Face à ce fléau, la France a pourtant réagi dès juin 2009 en déployant un plan national de prévention et de lutte contre le suicide en prison. Ce dernier a introduit des mesures visant à respecter davantage l'intégrité de la personne. Les multiples rondes de nuit, la dotation de pyjamas déchirables et de couvertures indéchirables aux détenus victimes de crises suicidaires, la mise en place de codétenus de soutien ou encore la lutte contre le sentiment d'isolement au quartier disciplinaire ont notamment été instituées dans de nombreux établissements. Si, dans un premier temps, le nombre de suicides avait effectivement baissé entre 2011 et 2014, il a par la suite augmenté de façon préoccupante. Et le Garde des Sceaux, Jean-Jacques Urvoas, a rappelé le 6 avril, en citant une étude de l'Institut national d'études démographiques (Ined), qu'en France «on se suicide sept fois plus en prison qu'en dehors».
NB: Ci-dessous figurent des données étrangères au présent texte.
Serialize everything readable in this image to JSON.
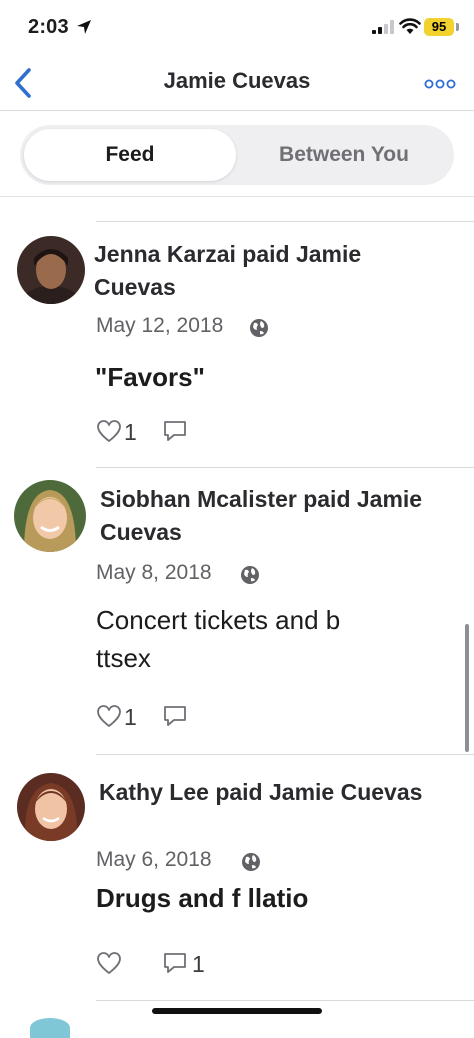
{
  "status_bar": {
    "time": "2:03",
    "battery": "95"
  },
  "nav": {
    "title": "Jamie Cuevas"
  },
  "tabs": {
    "feed": "Feed",
    "between": "Between You"
  },
  "feed": [
    {
      "title": "Jenna Karzai paid Jamie Cuevas",
      "date": "May 12, 2018",
      "note": "\"Favors\"",
      "likes": "1",
      "comments": ""
    },
    {
      "title": "Siobhan Mcalister paid Jamie Cuevas",
      "date": "May 8, 2018",
      "note": "Concert tickets and b  ttsex",
      "likes": "1",
      "comments": ""
    },
    {
      "title": "Kathy Lee paid Jamie Cuevas",
      "date": "May 6, 2018",
      "note": "Drugs and f  llatio",
      "likes": "",
      "comments": "1"
    }
  ],
  "colors": {
    "accent": "#2f6fd0",
    "battery": "#f2d22e",
    "text": "#1c1c1e",
    "muted": "#616166"
  }
}
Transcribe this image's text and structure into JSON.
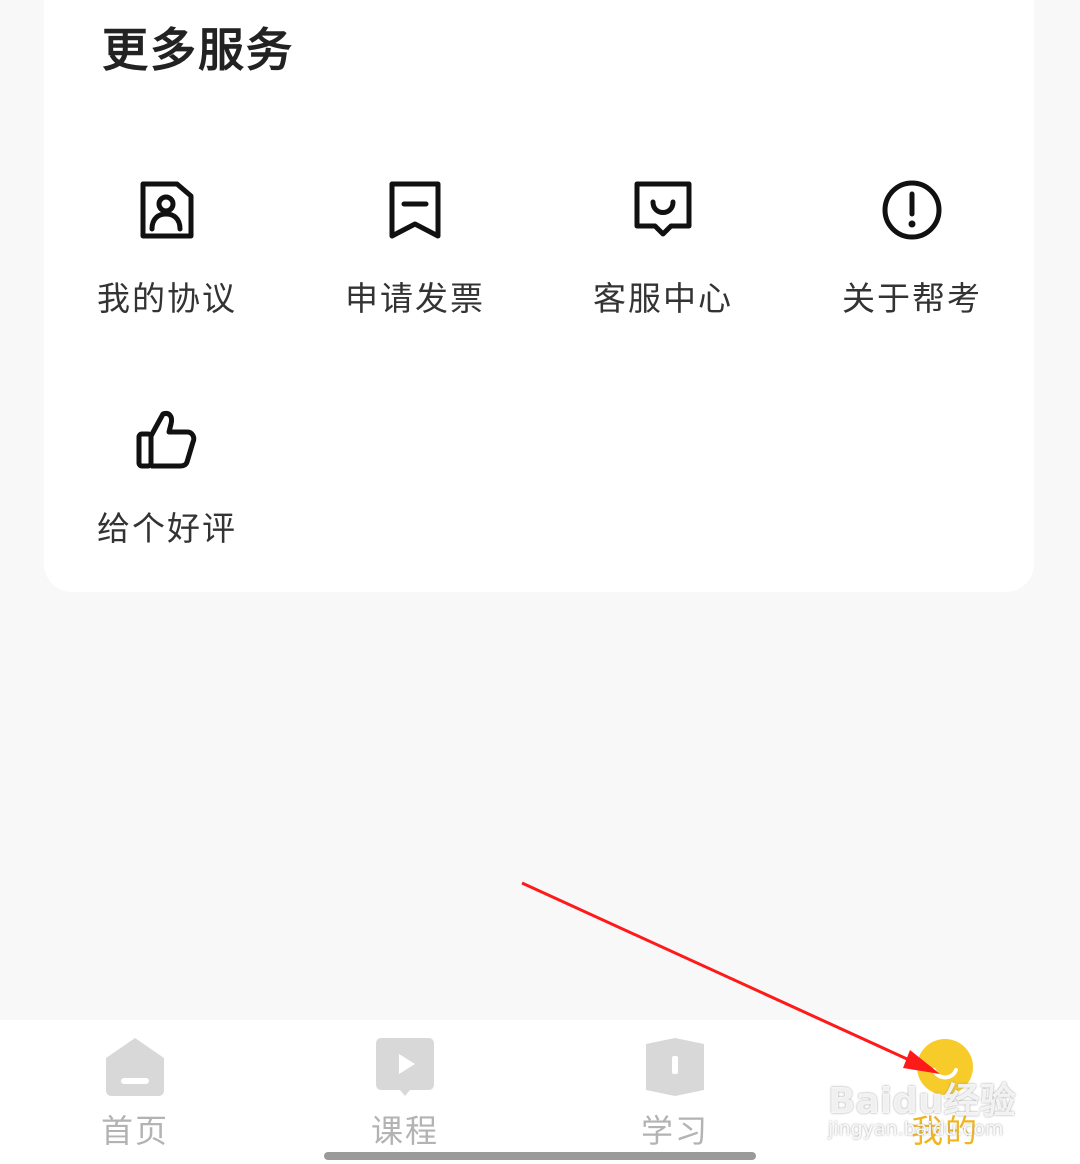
{
  "section": {
    "title": "更多服务"
  },
  "services": [
    {
      "label": "我的协议",
      "icon": "contract-icon"
    },
    {
      "label": "申请发票",
      "icon": "invoice-icon"
    },
    {
      "label": "客服中心",
      "icon": "customer-service-icon"
    },
    {
      "label": "关于帮考",
      "icon": "info-icon"
    },
    {
      "label": "给个好评",
      "icon": "thumbs-up-icon"
    }
  ],
  "tabbar": {
    "active_index": 3,
    "items": [
      {
        "label": "首页",
        "icon": "home-icon"
      },
      {
        "label": "课程",
        "icon": "play-icon"
      },
      {
        "label": "学习",
        "icon": "book-icon"
      },
      {
        "label": "我的",
        "icon": "smiley-icon"
      }
    ]
  },
  "watermark": {
    "brand": "Baidu经验",
    "url": "jingyan.baidu.com"
  },
  "colors": {
    "accent": "#f0b51e",
    "inactive": "#b3b3b3",
    "annotation": "#ff1a1a",
    "background": "#f8f8f8"
  }
}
En Europe, la France fait partie des derniers de la classe depuis longtemps. Le nombre de suicides, même lorsqu'il était au plus bas sur ces dix dernières années, restait le plus élevé du Vieux continent, d'après l'enquête Space du Conseil de l'Europe réalisée tous les ans. Pis, avec 12,4 suicides dénombrés pour 10.000 détenus, la France figurait en 6e position en 2014, largement devant des pays de taille équivalente comme les Pays-Bas (3,8%) ou même la Hongrie (3,8%).





Des tentatives inefficacesSi le gouvernement sous Nicolas Sarkozy avait tenté de réagir, Adeline Hazan, la Contrôleure général des lieux de privation de liberté (CGLP), dénonce des mesures dans l'ensemble inefficaces, voire dangereuses pour des détenus fragiles psychologiquement. «Il y a un effet pervers intrinsèque à la surveillance de nuit, par exemple, qui veut que l'on réveille quatre à cinq fois par nuit ces hommes. Cette pratique doit cesser. On doit privilégier les veilleuses qui permettent d'observer les prisonniers sans allumer la lumière», assure-t-elle au Figaro. Concernant la vidéosurveillance dans une cellule, pour une personne qui présente un risque suicidaire élevé, (..) il s'agirait d'«un remède pire que le mal» pour Adeline Hazan. «C'est une mesure contraire aux droits humains fondamentaux et c'est incompatible avec le respect de l'intimité».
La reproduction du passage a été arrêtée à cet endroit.